Yukarıdaki, başlıklar altında zikrettiğimiz ayetleri düşündüğümüz zaman 

“Kur’ân hayattır, Kur’ânsızlık ölümdür.”

 diye söylememiz doğru olacaktır.

Âdemoğlu yaratıldıktan sonra hiçbir zaman başıboş, kendi hâline terk edilmemiştir. Rahîm olan Allah, kullarını yalnız bırakıp kendi cehaletine ve zalimliğine terk etmeyendir. Semavi kitaplar indirerek Âdemoğlunun bütün ihtiyaç duyduğu bilgileri, bu kitaplar vesilesi ile öğretmiş, hem cehaletini hem de zalimliğini gidermiştir. Son semavi kitabımız Kur’ân-ı Kerim’in de inmesinin hikmeti budur.

Kur’ân-ı Kerim, toplumları kıyamete kadar yalnızlıktan kurtaran bir kitaptır.

Kur’ân-ı Kerim, Âdemoğlu ile yaratıcısı ve yöneticisi arasında bağ kuran ve bu bağlılığı kuvvetlendiren bir kitaptır.

Kur’ân-ı Kerim; aile, akraba, komşu, ortaklık, ticaret, uyku, yeme, tatil gibi hayatın her zerresinde insana yol gösteren, onun faydasına kanunlar koyan, ulu ve yüce bir anayasa kitabıdır.

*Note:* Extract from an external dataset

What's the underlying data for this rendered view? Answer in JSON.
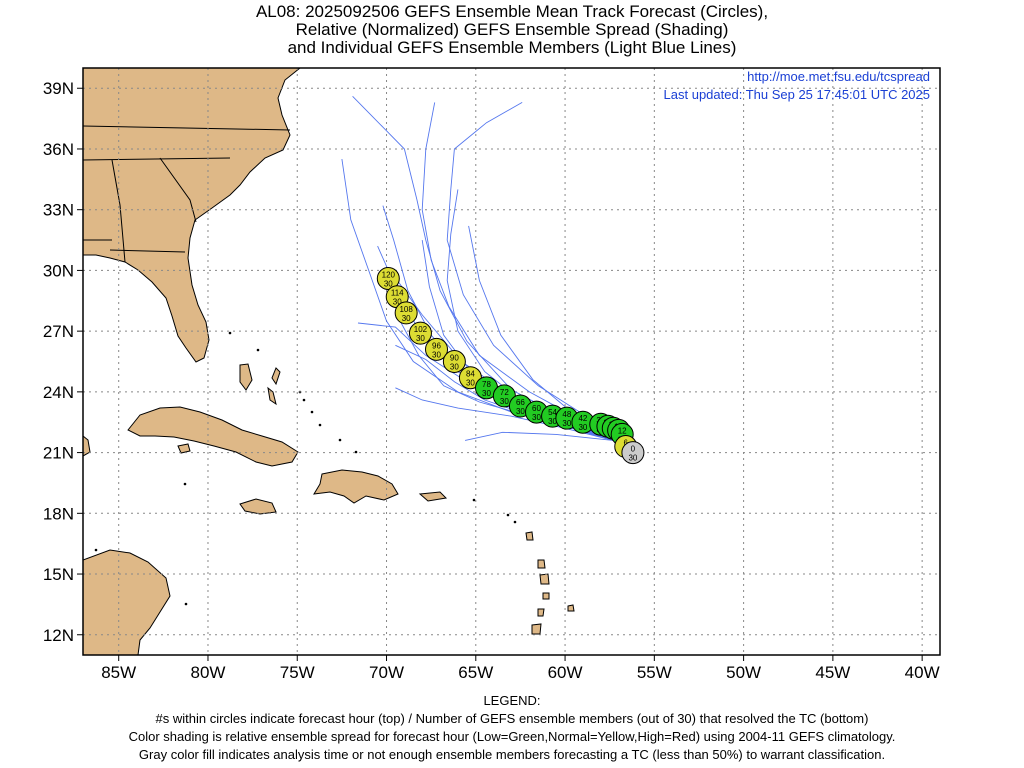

Kur’ân-ı Kerim, insanın maddi ve manevi derdini dinleyen, dertleşen ve derdine çözüm bulan; şifa, rahmet ve hidayet olan bir kitaptır.

Kur’ân-ı Kerim; fuhşiyat, gasp, yalan, dolan, öldürme, zulmetme gibi cahiliyenin bataklığı ve karanlığında bizleri aydınlığa çıkaran, gözümüze ve kalbimize ışık saçan bir nurdur.

Evet kardeşim, bu yönleri ve daha zikretmediğimiz birçok vasıfları ile Kur’ân, Rabbimizin bize gönderdiği büyük bir hazine, servet ve güçtür! Ona inanan, onu anlayan ve yaşayan herkes bu hazineden istifade edecek, hem dünyada hem de ahirette kurtulacaktır.

Şimdi kendimize soralım;

“Kitabım Kur’ân-ı Kerim ile aram nasıldır?”

“Kur’ân’a karşı bakış açım ve muamelem ne seviyededir?”

“Bu hazinenin hangi ayeti ile güçlendim?”

“Kur’ân-ı Kerim’in hangi ayeti ile hayatımı zenginleştirdim?”

“Kur’ân-ı Kerim’i hatim etmede yarıştım fakat hangi ayetini anlayıp amel ettim?”

“Kur’ân-ı Kerim hangi sorunuma şifa oldu?”

“Kur’ân-ı Kerim’in hangi ayeti beni karanlıktan aydınlığa götürdü?”

Bu soruları ve buna benzer daha fazla soruyu sorarak kendimizi Kur’ân-ı Kerim ile yargılamalıyız. Bu sorulara alacağımız cevap neticesinde ya Kur’ân hazinesinden faydalanıyoruzdur ya da bu hazineye karşı kör durumdayızdır.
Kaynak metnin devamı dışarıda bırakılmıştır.